The financial overhaul bill wending its way to the president’s desk, whatever its virtues, and there are several, will likely lower bank profits and their credit ratings, forcing them to be even stingier with potential borrowers. The Securities and Exchange Commission has adopted new rules that will make it more difficult for money market funds to continue providing about one-third of European bank’s wholesale funding lest they run afoul of a plethora of new regulatory investment criteria.

Congress is about to take up the cap-and-trade bill that will drive up energy costs, and is planning to impose new taxes on multinational businesses, investment managers, and hedge fund operators. Markets loathe uncertainty, and these laws and regulations provide more uncertainty than investors can comfortably confront. No on can predict their effect, least of all the congressmen who vote for them and freely admit they haven’t read them — these bills typically run close to 2,000 pages, and their advocate, House Speaker Nancy Pelosi, says you can’t know what’s in them until we pass them.  

       Then there are the problems in euroland. We have known since the financial crisis hit that some institutions are too big to fail. When Greece was (at least for now) bailed out by a combination of its eurozone colleagues, the European Central Bank, and the International Monetary Fund, we found that there are countries too small to fail. With Spain experiencing difficulties, we are told that medium-size countries are, well, too medium-sized to fail. Allan Meltzer, economics professor at Carnegie Mellon University in Pittsburgh, famously said, “Capitalism without failure is like religion without sin.” He was right: There is now every reason for governments and big banks to believe they can spend and take risks, failure no longer being a possible penalty. It’s called moral hazard, a problem so far ignored by a panicked eurocracy and uncorrected in the massive financial reform bill before the U.S. congress.

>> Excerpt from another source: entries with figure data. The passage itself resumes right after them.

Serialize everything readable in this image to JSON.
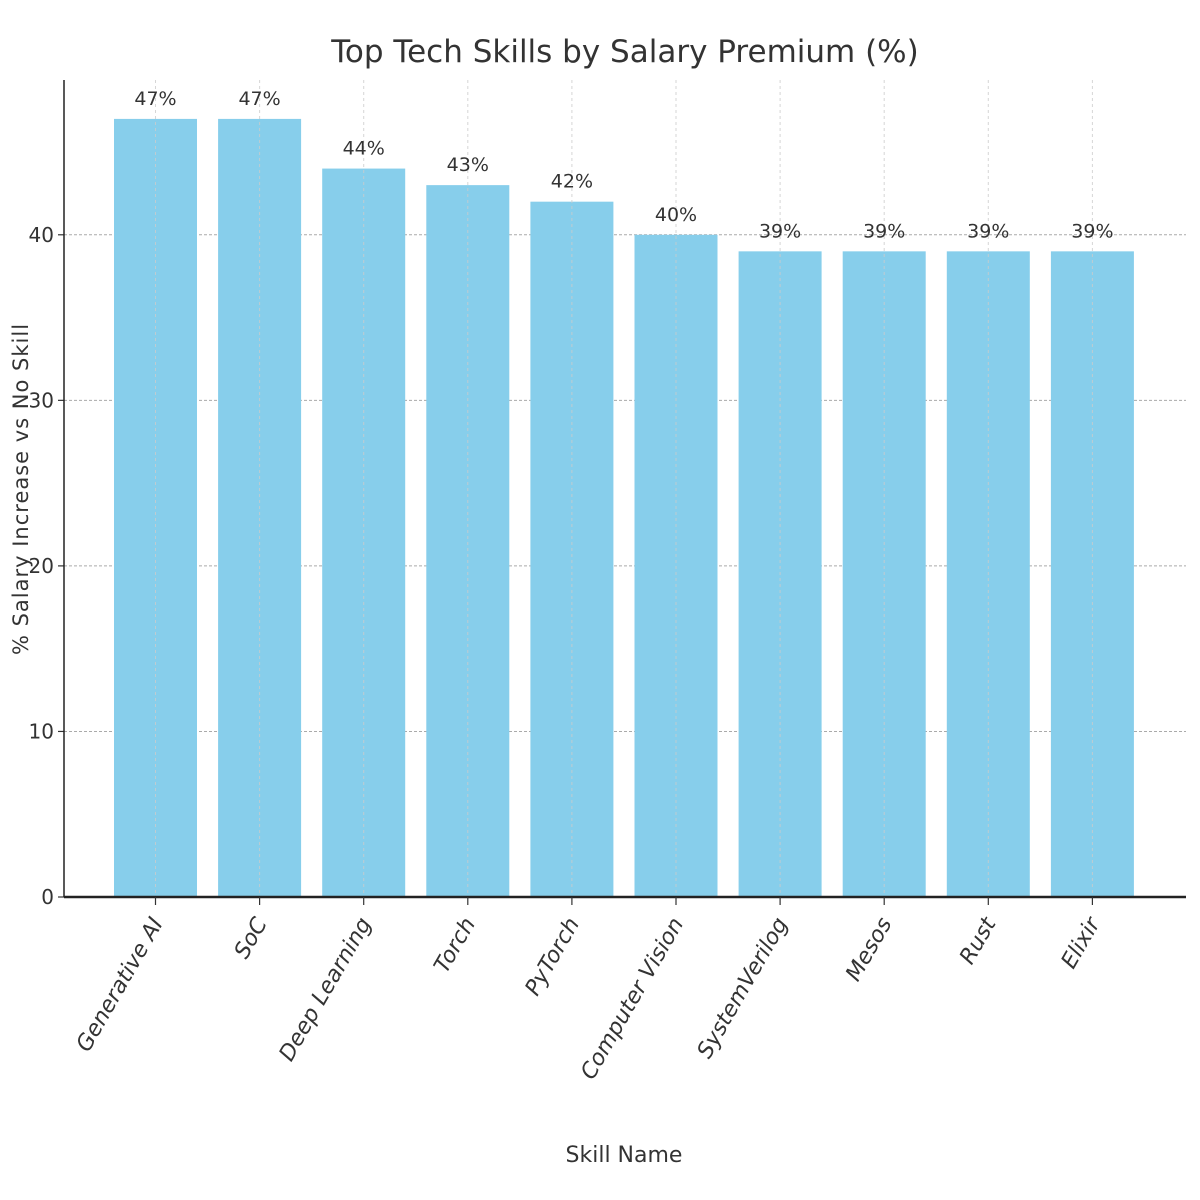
{
  "chart_data": {
    "type": "bar",
    "title": "Top Tech Skills by Salary Premium (%)",
    "xlabel": "Skill Name",
    "ylabel": "% Salary Increase vs No Skill",
    "categories": [
      "Generative AI",
      "SoC",
      "Deep Learning",
      "Torch",
      "PyTorch",
      "Computer Vision",
      "SystemVerilog",
      "Mesos",
      "Rust",
      "Elixir"
    ],
    "values": [
      47,
      47,
      44,
      43,
      42,
      40,
      39,
      39,
      39,
      39
    ],
    "data_labels": [
      "47%",
      "47%",
      "44%",
      "43%",
      "42%",
      "40%",
      "39%",
      "39%",
      "39%",
      "39%"
    ],
    "ylim": [
      0,
      49.35
    ],
    "yticks": [
      0,
      10,
      20,
      30,
      40
    ],
    "ytick_labels": [
      "0",
      "10",
      "20",
      "30",
      "40"
    ],
    "grid": true,
    "legend": "none",
    "bar_color": "#87CEEB"
  }
}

Adding to uncertainty is the possibility that U.S. banks are more exposed to the trials and tribulations of Europe’s banks than has heretofore been realized. Indeed, our banks are now so nervous about the possible weakness of so called counterparties that they are demanding somewhat higher interest rates on interbank lending.

Of course, investors who value a good night’s sleep above all else can flee to the dollar, as many are doing. But as they nod off they just might have a nightmare or two. They might have heard on the late news that this or that expert says the U.S. recovery remains “fragile,” never mind the cheery economic data. The Federal Deposit Insurance Corporation’s (FDIC) list of “problem” banks now runs to 775 institutions, some 10 percent of the U.S. industry, compared with 252 at the end of 2008. This is in addition to the 72 banks regulators have closed down so far this year, and the 237 that have failed since the beginning of 2008. These mostly smaller banks have taken on property loans that are unlikely to be repaid in full.

More important, there is no end in sight to the deficits the government is piling up. The president is determined to continue spending, despite the ocean of red ink splattered across the nation’s books. Indeed, earlier this week presidential adviser Larry Summers urged Congress to pass a second stimulus package, or risk aborting the recovery. With Democrats determined to continue spending, and Republicans opposed to new taxes, with the bill for health care and other entitlements set to soar as the population ages, only a series of victories by candidates backed by the Tea Party movement has any real prospect of bringing the growth of government, and associated deficits, under control. Meanwhile, the printing presses keep churning out dollars, as the Federal Reserve Board hunts for just the perfect exit strategy and just the right time to implement it.

Which means that inflation is one of the nightmares that those fleeing to the safety of U.S. government bonds will have. Some waken in a sweat and rush to the telephone to buy $1,200 gold, or other commodities. Others give up, and decide that since they can’t really protect themselves against exogenous shocks, events, or unknown unknowns, all they can do is fret. Or forget about it all, dust off the old barbecue, and enjoy the long holiday weekend.